Just fine and actually this morning it didn’t bother me, which I was more concerned about than how it felt last night. Actually my left Achilles Tendon/Posterior Tibialus bothered me more than the hamstring, which I kind of expected.
So I felt as though the strides workout was a complete success and that I was smart about how I did them by:
- keeping the effort level lower than I normally would for a good speed work
- keeping the strides short – 20 seconds
- listening to my body
- focusing on arm swing and keeping my stride short/quick
- doing a proper warm-up and cool-down
- wearing race day shoes, instead of trainers (I think this is important when doing speed work or racing, it tells my mind to be ready to run faster)
Speaking of running shoes, how did the GoMEB 2’s do for me when going fast – GREAT! No problem from the shoes at all and they just felt like an extension of my foot.
So a long post on a relatively short workout. However, it was an important workout in my recovery from my hamstring injury and something that I felt I had to do, to see where I really am, versus not knowing.
All I know is that last fast stride last night felt good and honestly I enjoyed pushing myself to run a little faster last night.
How did I do focusing on my shortening my arm swing and keeping it back and forth – quite good. Also I noticed that it was harder for me to run faster using shorter strides (it is a different form for me and I have to get used to using it), but that my hamstring doesn’t bother as much. Now I just have to work on increasing my flight time.

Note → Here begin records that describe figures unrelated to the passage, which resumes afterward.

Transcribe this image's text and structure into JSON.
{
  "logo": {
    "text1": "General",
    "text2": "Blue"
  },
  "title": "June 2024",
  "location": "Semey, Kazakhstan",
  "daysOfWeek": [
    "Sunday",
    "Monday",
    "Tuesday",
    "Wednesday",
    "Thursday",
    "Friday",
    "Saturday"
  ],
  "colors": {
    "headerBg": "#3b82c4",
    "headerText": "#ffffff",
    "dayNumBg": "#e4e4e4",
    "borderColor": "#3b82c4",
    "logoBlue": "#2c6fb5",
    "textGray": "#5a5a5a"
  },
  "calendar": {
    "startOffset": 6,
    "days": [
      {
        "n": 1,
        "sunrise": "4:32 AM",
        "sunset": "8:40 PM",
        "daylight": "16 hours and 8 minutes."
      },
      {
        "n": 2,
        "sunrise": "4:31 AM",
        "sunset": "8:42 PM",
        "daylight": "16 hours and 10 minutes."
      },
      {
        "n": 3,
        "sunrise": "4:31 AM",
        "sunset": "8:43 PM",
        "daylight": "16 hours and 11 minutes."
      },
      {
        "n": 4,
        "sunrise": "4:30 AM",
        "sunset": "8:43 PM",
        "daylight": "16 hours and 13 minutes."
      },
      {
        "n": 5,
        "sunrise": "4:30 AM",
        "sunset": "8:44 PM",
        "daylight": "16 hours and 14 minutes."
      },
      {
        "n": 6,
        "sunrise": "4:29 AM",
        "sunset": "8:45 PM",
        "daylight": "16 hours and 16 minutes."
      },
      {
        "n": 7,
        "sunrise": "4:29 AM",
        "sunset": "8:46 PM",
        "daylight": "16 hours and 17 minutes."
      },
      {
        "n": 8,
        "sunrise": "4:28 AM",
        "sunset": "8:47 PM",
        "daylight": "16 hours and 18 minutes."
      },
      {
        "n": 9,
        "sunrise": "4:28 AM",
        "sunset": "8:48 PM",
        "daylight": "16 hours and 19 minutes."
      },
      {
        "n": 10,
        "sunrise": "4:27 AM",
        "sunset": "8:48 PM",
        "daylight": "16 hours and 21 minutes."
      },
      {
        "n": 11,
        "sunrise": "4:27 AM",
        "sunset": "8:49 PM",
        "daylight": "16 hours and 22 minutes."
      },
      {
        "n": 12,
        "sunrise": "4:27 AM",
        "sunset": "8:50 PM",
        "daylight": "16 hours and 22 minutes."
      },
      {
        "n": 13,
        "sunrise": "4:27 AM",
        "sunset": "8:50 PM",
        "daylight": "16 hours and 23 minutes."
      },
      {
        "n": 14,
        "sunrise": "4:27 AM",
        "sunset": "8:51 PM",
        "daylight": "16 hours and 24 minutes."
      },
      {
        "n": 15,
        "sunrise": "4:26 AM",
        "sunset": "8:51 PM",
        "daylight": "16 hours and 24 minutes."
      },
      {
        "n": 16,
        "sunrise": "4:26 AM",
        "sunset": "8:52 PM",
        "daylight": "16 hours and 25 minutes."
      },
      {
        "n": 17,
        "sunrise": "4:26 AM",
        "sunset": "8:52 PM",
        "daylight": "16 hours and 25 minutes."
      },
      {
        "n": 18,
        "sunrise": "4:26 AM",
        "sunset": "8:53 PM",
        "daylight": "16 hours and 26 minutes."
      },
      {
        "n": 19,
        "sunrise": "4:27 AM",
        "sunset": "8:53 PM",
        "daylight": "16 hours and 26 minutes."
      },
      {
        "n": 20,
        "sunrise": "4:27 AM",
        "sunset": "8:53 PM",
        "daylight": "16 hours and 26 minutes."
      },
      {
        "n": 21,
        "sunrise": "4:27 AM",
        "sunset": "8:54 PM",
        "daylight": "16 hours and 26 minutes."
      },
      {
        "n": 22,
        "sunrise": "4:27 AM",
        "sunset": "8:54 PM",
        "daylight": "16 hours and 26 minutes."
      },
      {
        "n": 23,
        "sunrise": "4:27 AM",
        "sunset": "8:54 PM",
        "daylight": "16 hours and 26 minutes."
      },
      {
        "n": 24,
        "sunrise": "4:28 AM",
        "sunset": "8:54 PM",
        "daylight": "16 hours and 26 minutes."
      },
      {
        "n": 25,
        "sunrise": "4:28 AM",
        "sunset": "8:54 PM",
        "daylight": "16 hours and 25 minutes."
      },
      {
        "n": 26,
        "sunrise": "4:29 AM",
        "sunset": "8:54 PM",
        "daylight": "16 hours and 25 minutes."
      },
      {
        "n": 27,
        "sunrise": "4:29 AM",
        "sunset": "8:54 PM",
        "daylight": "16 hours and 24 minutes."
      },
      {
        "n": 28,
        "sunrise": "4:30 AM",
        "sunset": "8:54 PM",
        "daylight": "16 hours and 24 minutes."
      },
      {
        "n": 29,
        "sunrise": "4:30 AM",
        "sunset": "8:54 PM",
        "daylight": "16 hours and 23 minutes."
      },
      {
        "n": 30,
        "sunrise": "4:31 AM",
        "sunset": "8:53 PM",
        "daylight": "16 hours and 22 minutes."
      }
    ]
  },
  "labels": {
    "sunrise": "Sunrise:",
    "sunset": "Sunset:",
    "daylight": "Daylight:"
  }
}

Disclosure of Material Connection: I received this pair of Skechers GoMeb2′s from the local Skechers Performance Division representative after volunteering at the Skechers display booth at the Rail Trail Half Marathon & 5K, at no cost to me. I was not required to write a positive review or any review. The opinions I have expressed are my own and your experience with the product might be different. I am disclosing this in accordance with the Federal Trade Commission’s 16 CFR, Part 255: “Guides Concerning the Use of Endorsements and Testimonials in Advertising.”